The most pleasing aspect to modern eyes is the wonderfully future-retro art design by Jan Zázvorka and the costumes by Ester Krumbachová. It’s precisely the mid-20th Century concept of a silver, tinfoil future that now looks so quaint and adorable. There are huge push-button computers, a robot tour guide with waving arms, personal transport via flying bubble cars and air traffic controllers wearing one-piece jumpsuits and safety helmets. Best of all, Lukavský’s alien is tall, thin and comes with the kind of large, bulbous head much favoured by vintage TV shows like ‘The Outer Limits’ and ‘The Twilight Zone’. There’s also some more foreshadowing of modern times when Kopecký takes part in a scientific conference that looks a lot like a large Zoom meeting!

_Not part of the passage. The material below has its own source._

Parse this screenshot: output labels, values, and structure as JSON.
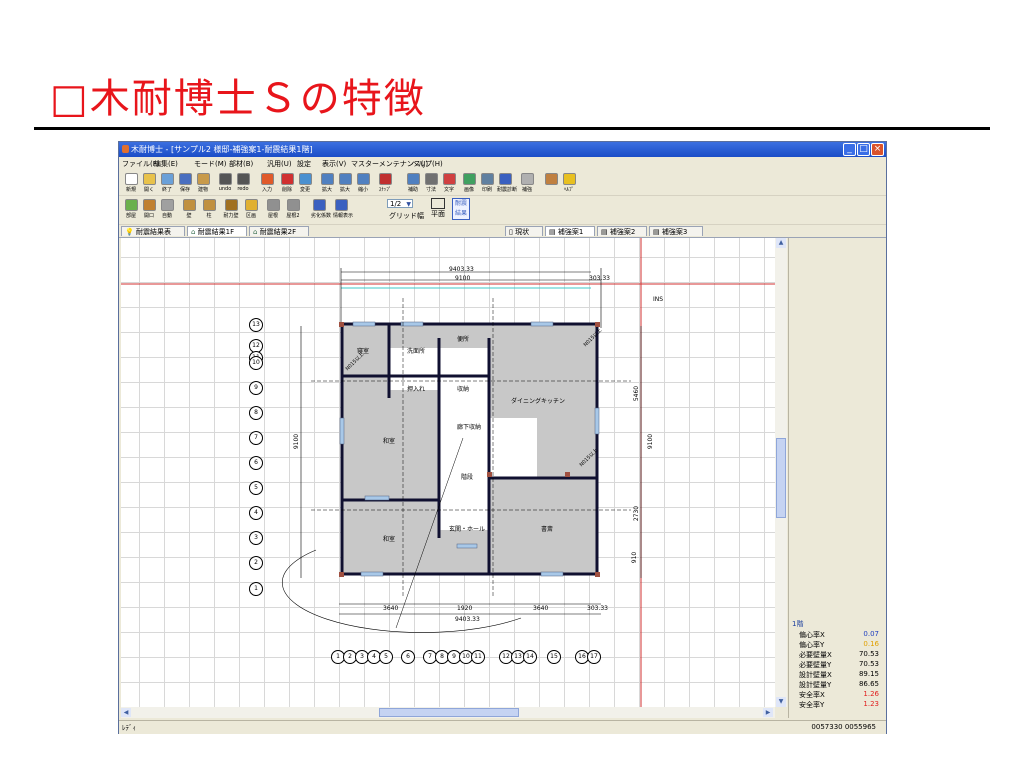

The film was moviemaker Lipský’s first venture into the fantastical arena, although he had plenty of experience with comedy. He’d worked exclusively in that field after making his directorial debut with ‘The Hen and the Sexton/Slepice a kostelník’ (1951). At the start of the following decade, he went back to the science-fiction well with time travelling farce ‘I Killed Einstein, Gentlemen/Zabil jsem Einsteina, panove’ (1970). However, he’s best remembered for ‘The Mysterious Castle in the Carpathians/Tajemství hradu v Karpatech’ (1981). An adaptation of a Jules Verne novel, the film featured outstanding sets and prop designs, again courtesy of Jan Zázvorka. Leading man Kopecký was an even more regular collaborator, appearing in almost a dozen of the director’s 24 features.
There’s a seed of an excellent film here, but the decision to go for broad comedy makes for a somewhat wearing experience.